South Wales-based Tinmasters specialises in metal decorating and is to install a Fujifilm Acuity B1 sheetfed UV inkjet printer later this year to establish the potential for short-run and bespoke production.
The B1 Acuity was co-developed with Inca and can print onto a wide range of materials of different thicknesses. It was first previewed at Fespa in 2017.
It will be Tinmasters’ first inkjet device. The south Wales business runs a state-of-the-art Koenig & Bauer MetalStar 3 sheetfed litho metal decorating line that was commissioned in early 2018.
Tinmasters chief executive Richard O’Neill said the Acuity’s “exceptional print quality and registration” had attracted the firm’s interest.
“Run lengths are coming down across the industry. We’ve long known that investing in a digital solution to respond to this was going to have to happen at some point. We just haven’t seen anything out there, as an off-the-shelf product, which does everything that we would ideally want it to.
“We made a significant investment in 2018 in a highly automated litho press to try to meet the growing challenge posed by shorter run lengths – but the trend is accelerating and digital was going to have to start to play a significant role in our response to that at some point,” he said.
The Acuity is set to be installed in September at the firm’s Swansea site.
Fujifilm already has two Acuity installs at other specialist metal decorators, in Italy and the Far East.
Kevin Jenner, business manager at Fujifilm Speciality Ink Systems, commented: “Tinmasters is a fantastic name to be working with. They will be producing commercial jobs that will end up in the market, and people will see digital in a different light as a result.
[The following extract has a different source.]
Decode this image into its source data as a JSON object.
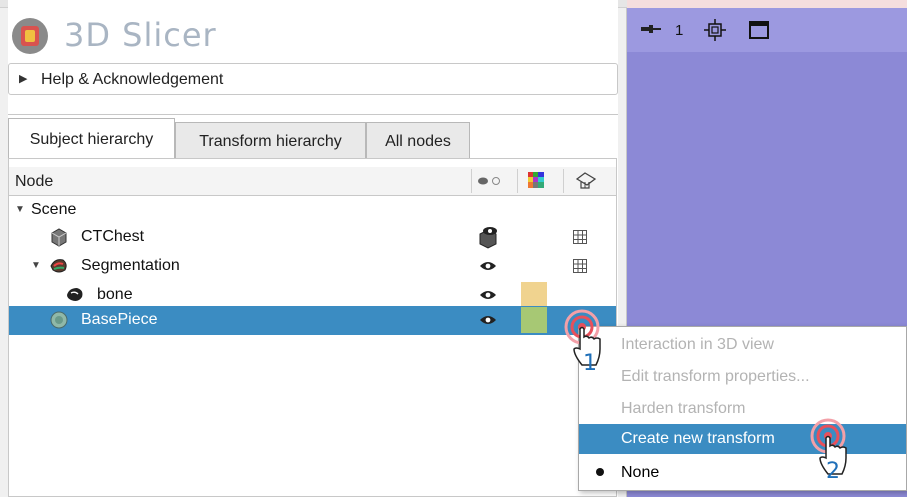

“We are learning about metal decorating very fast, and this is a really nice collaboration. We can see analogue being completed replaced by digital in this market in the long-term,” he said.
Jenner said metal decorating was currently “99% analogue” and that Fujifilm would also bring its experience in transitioning from analogues to digital technologies in graphic arts markets to the partnership.
“Together we want to fully exploit the technical capability of the current platform and, looking to the future, develop the machine into an even more exciting commercial proposition – increasing its speed, improving its handling ability and developing inks that will comply with the most stringent international food safety standards,” Jenner added.
The two companies have come to a commercial agreement that means Fujifilm will retain access for customer demonstrations and ongoing development work, subject to Covid-19 working practices.
Tinmasters has been involved in metal decorating for more than a century, and announced plans to consolidate its Welsh operations on one site at the beginning of the year.